Finally, we reached the southernmost point our cruise boat would travel -- Aswan. First thing in the morning, we headed out to the high dam. As you can imagine, we were expecting something like the Hoover Dam with a giant drop and massive power turbines. Well, it's a really important dam because it allows the country to control the annual Nile flooding and protect homes and farmland. Apparently, it just didn't need to be so massive to do that.

The dam is located at the first cataract -- place where the Nile gets too choppy to navigate and generally the southernmost reaches of the Upper Kingdom of Egypt. As the water pooled behind the dam to form Lake Naser, several temples, towns and other human development were at risk of being submerged. You may have heard of the rescued temple at the Metropolitan Museum of Art (see "Don't Eat the Pictures" starring Sesame Street gang). Someone else funded moving Abu Simbel temples to higher ground, but still in Egypt.

Our next stop in Aswan was Philae Temple. We arrived at a smoggy little cove filled with small motorized ferries. I was a little saddened by the quantity of exhaust being produced by having this be a touristy place.

The temple was really spectacular, though, sitting alone on its little island. The original island was submerged just a few yards away and you could still see the rocky tips of that island, plus some sticks rising from the water marking where the temple used to stand.

The location of this temple was threatened by the English dam installed before and just a little down river from the High Dam. There were mud marks on the temple and the nearby islands showing the flood levels after the English Dam was installed and before the temple was relocated.

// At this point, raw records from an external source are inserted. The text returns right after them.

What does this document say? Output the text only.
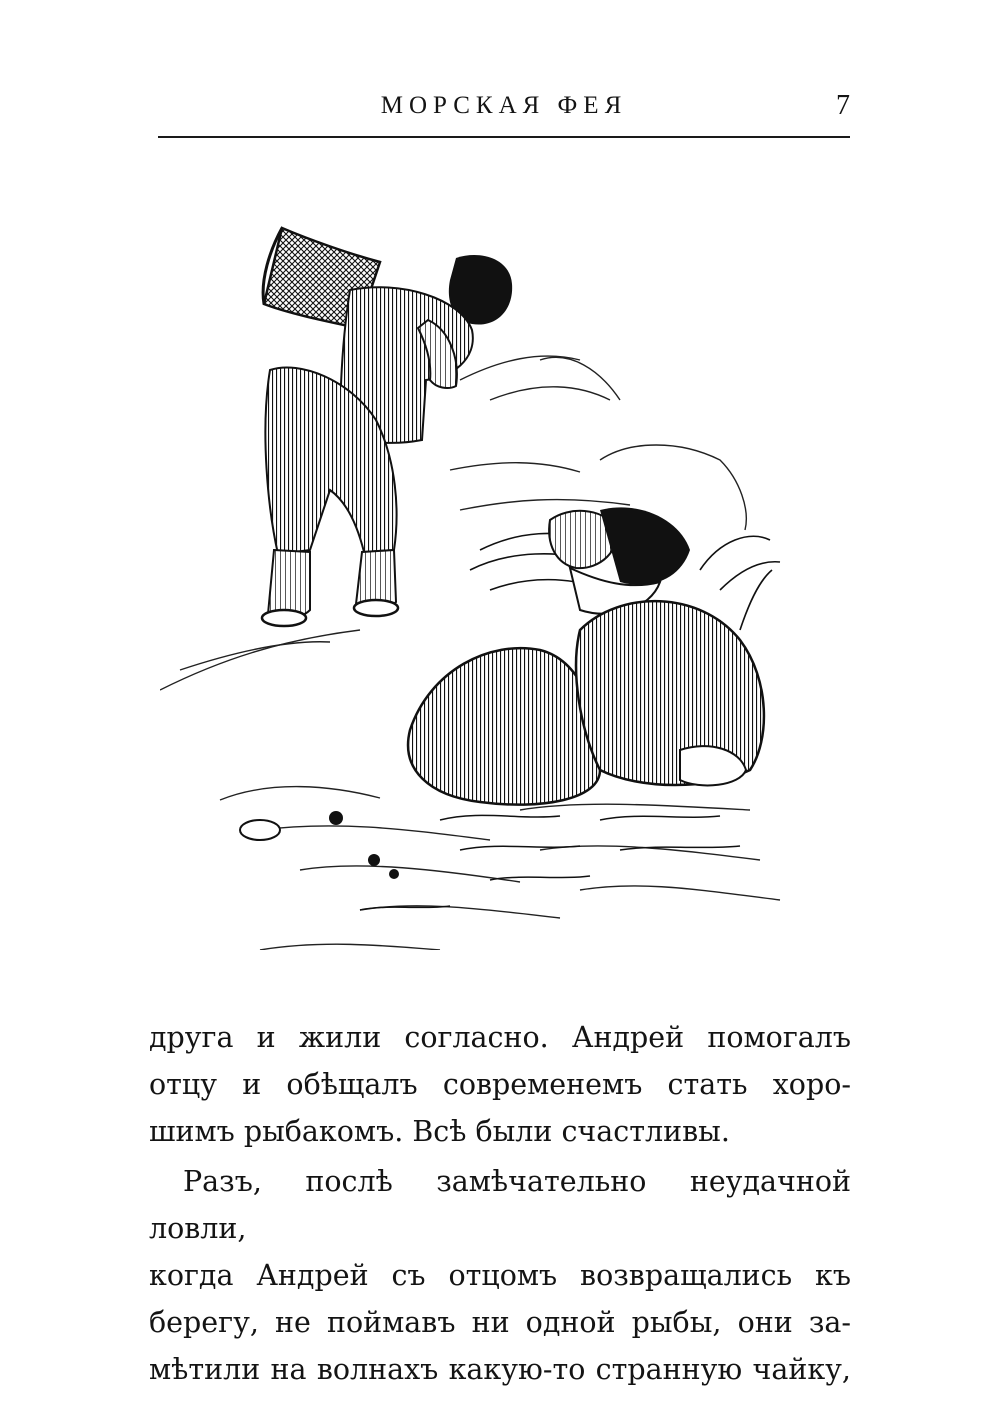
МОРСКАЯ ФЕЯ	7
друга и жили согласно. Андрей помогалъ
отцу и обѣщалъ современемъ стать хоро-
шимъ рыбакомъ. Всѣ были счастливы.
Разъ, послѣ замѣчательно неудачной ловли,
когда Андрей съ отцомъ возвращались къ
берегу, не поймавъ ни одной рыбы, они за-
мѣтили на волнахъ какую-то странную чайку,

Philae Temple had some fun history, including being a refuge for early Christians escaping Roman persecution. With such a southerly location, the temple was definitely a stretch for Roman control. So the Christians scraped the faces off the deities on the walls, modified altars, put crosses on entrances, even cooked and lived in parts of the temple.

Dan was impressed by this temple resident, who had assumed the classic Egyptian Sphynx pose for the photo.

During a tour of the Nile River in Aswan, we visited a botanic garden and noticed a lovely ficus tree. Dan wistfully recalled his beloved ficus, which we have entrusted to our sister-in-law Shirley's care in Atlanta. We wanted to share this picture of the ficus with Dan's tree to encourage it to continue to flourish in its new environs.

For our second day at Aswan, I rested because I was pretty darned tired. Dan got up way before the crack of dawn and took a bus to Abu Simbel. This temple kind of marked the southernmost point of the Upper Kingdom during the reign of Ramesses II. It's a temple deifying himself and another one deifying his favorite wife, Nefertari. Dan was fascinated on the three-hour ride back to Aswan through the Sahara as it was his first encounter with mirages. They're difficult to capture on film, but you can see here how the hills look like they have reflections in some water just in front of them. Luckily, Dan was in a nice air-conditioned bus with a cooler full of bottled water and a police escort for quick communication to help if the bus broke down.